Scrutin sous haute tension

Carte du Togo.(Cartographie: Marc Verney/RFI)
Carte du Togo.
(Cartographie: Marc Verney/RFI)
«Suicidaire», comme l’a prophétisé vendredi à l’aube le ministre de l’Intérieur immédiatement limogé, François Esso Boko, ou contestable, comme persiste à le dire la coalition de l’opposition, «l'élection présidentielle doit se tenir à la date prévue», c’est-à-dire ce 24 avril, a tranché la Communauté économique des Etats d'Afrique de l'Ouest (Cedeao). C’est bien ainsi que l’entendait le président par intérim, Abass Bonfoh. La campagne électorale s’est donc refermée vendredi sur deux meetings adverses. Celui du candidat unique de l’opposition, Emmanuel Akitani s’est tenu dans le stade de Lomé où un jour de 1993, feu Gnassingbé Eyadéma avait sifflé «la fin de la récréation» démocratique. Le poulain du pouvoir, Faure Gnassingbé avait pour sa part choisi Kara, au cœur de son fief paternel. Après l’armée, jeudi, quelque 2,2 millions de Togolais sont appelés aux urnes dominicales.
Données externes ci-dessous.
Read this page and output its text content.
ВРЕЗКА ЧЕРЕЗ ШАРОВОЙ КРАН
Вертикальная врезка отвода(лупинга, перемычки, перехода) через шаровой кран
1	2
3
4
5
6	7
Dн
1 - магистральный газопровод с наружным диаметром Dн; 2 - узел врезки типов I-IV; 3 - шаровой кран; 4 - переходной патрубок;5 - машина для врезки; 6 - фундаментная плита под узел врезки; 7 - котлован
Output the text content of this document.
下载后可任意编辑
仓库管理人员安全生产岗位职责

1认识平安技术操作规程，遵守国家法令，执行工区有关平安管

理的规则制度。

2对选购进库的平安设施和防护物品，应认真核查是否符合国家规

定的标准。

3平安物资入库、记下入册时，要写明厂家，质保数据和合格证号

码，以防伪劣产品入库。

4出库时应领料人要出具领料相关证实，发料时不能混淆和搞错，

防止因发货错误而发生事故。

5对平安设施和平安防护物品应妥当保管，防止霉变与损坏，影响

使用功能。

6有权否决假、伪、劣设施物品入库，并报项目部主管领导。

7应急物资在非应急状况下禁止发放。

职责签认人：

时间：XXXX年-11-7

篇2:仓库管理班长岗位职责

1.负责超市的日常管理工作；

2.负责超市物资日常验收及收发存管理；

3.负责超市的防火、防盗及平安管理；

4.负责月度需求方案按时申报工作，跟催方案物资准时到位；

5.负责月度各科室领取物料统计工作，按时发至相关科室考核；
Le président en exercice de la Cedeao, Mamadou Tanja, n’a pas mâché ses mots contre «l’initiative irresponsable» de l’ex-ministre de L’intérieur, l’officier de gendarmerie, François Esso Boko. De sa retraite tenue secrète, ce dernier assure aujourd’hui à l’Agence France Presse que «dix gendarmes qui ont servi sous [son] autorité dans [son] cabinet, comme chauffeurs, escorte ou garde rapprochée, ont été arrêtés ainsi que [sa] grande sœur». Il se déclare «en sécurité, discrètement protégé par des soldats qui ne souhaitent pas non plus [qu’il] quitte le pays». Il ajoute avoir «consulté, avant de faire [sa] déclaration, plusieurs officiers» qui, dit-il, «sont sur la même ligne» que lui. L’ex-ministre chargé de la sécurité affirme également que «les soldats sont à bout de souffle». Ils avaient eux-même voté quelques heures avant son coup de théâtre de vendredi matin.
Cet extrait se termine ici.